En résumé, cette phase de conquête pionnière, qui va se répéter pendant des décennies, jusqu’à aujourd’hui où elle emporte les dernières forêts de l’extrême Ouest, dans la région de Man, relève d’un processus malthusien ou de la première phase d’un processus boserupien.

Même s’il n’en réalise pas l’ampleur, l’Etat favorise ce processus et n’exerce pas d’effort particulier pour promouvoir des intrants importés coûteux en devises. Par ailleurs, vers la fin des années 1980, au moment précis où les planteurs sont touchés par un début de vieillissement de leurs plantations et pourraient avoir besoin de conseils, la structure de vulgarisation est laminée par le manque de moyens financiers: c’est aussi un grand classique des histoires cacaoyères. Si la vulgarisation disparait provisoirement et si le processus de conquête foncière se reproduit encore en 2016, comment a pu se déclencher la réponse boserupienne dès les années 1980/90 ?

 

L’adoption de l’engrais dans les années 1980/90 : un processus d’abord boserupien

 

Au tournant des années 1970/80, l’engrais cacao n’apparait qu’à l’état de traces. Sur notre premier échantillon de 450 planteurs, seulement deux cas émergent dans le Sud-Ouest, aucun dans l’Est. Quant au Centre-Ouest, le seul cas observé est un essai d’engrais en 1984 par un des plus gros planteurs, d’origine Baoulé, ayant accumulé 45 ha de cacao. Ses cacaoyers font plus de feuilles mais guère plus de cabosses. Il s’agit d’un engrais N-P-K 10-18-18 destiné à un projet de riziculture. Ce constat semble cohérent avec le diagnostic des agronomes de l’époque dans leurs stations de recherche : les cacaoyers ne répondent guère à l’apport d’azote. Les agronomes proposent une vingtaine de formules, chacune supposée adaptée à une petite région, et la grande majorité ne contient pas d’azote (Jadin, 1975 ; Jadin et Snoeck, 1985 ; Snoeck  et al., 2015). Aucun fabricant d’engrais ne prend le risque de produire ces nombreuses formulations et de les mettre sur le marché.

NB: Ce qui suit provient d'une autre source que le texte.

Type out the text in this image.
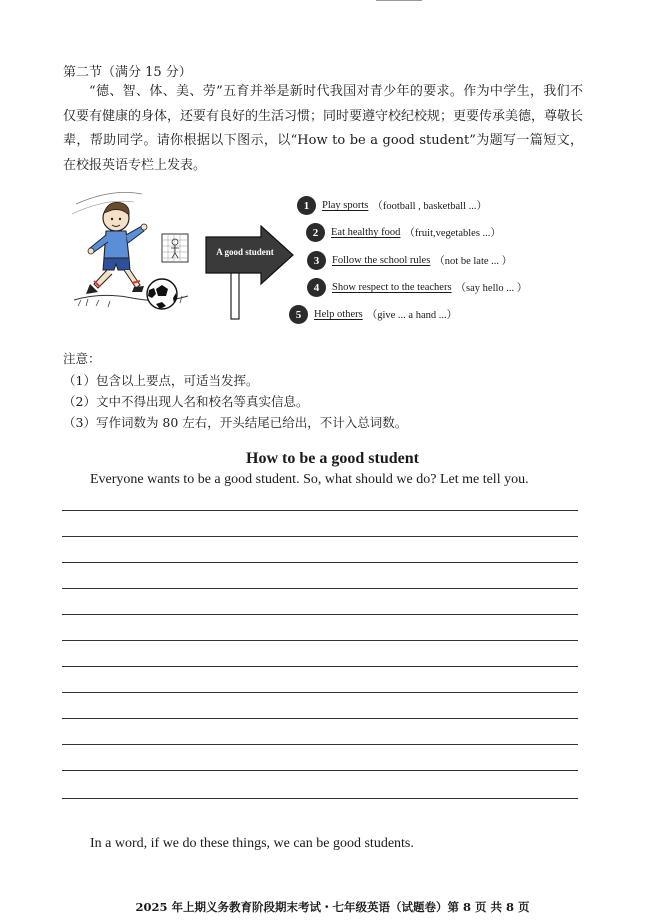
第二节（满分 15 分）
“德、智、体、美、劳”五育并举是新时代我国对青少年的要求。作为中学生，我们不仅要有健康的身体，还要有良好的生活习惯；同时要遵守校纪校规；更要传承美德，尊敬长辈，帮助同学。请你根据以下图示，以“How to be a good student”为题写一篇短文，在校报英语专栏上发表。
A good student
1	Play sports （football , basketball ...）
2	Eat healthy food （fruit,vegetables ...）
3	Follow the school rules （not be late ... ）
4	Show respect to the teachers （say hello ... ）
5	Help others （give ... a hand ...）
注意：
（1）包含以上要点，可适当发挥。
（2）文中不得出现人名和校名等真实信息。
（3）写作词数为 80 左右，开头结尾已给出，不计入总词数。
How to be a good student
Everyone wants to be a good student. So, what should we do? Let me tell you.
In a word, if we do these things, we can be good students.
2025 年上期义务教育阶段期末考试・七年级英语（试题卷）第 8 页 共 8 页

Néanmoins, à la fin des années 1980, la société Siveng, filiale des Potasses d’Alsace, s’inspire de ces résultats de la recherche pour mettre sur le marché une formule unique N-P-K-Mg, officiellement un 0-20-20-4, en réalité un 2-20-20-4, avec une production symbolique entre 500 et 1000 tonnes. Puis au début des années 1990, la société Hydrochem développe la formule 0-23-19-5, unique pour toute la zone cacaoyère de Côte d’Ivoire. L’invention « engrais cacao » est donc co-construite par la recherche agronomique et l’industrie des engrais et peut alors se transformer en une innovation adoptée par les planteurs sous réserve que la course à la forêt et à la rente forêt s’estompe pour une partie d’entre eux.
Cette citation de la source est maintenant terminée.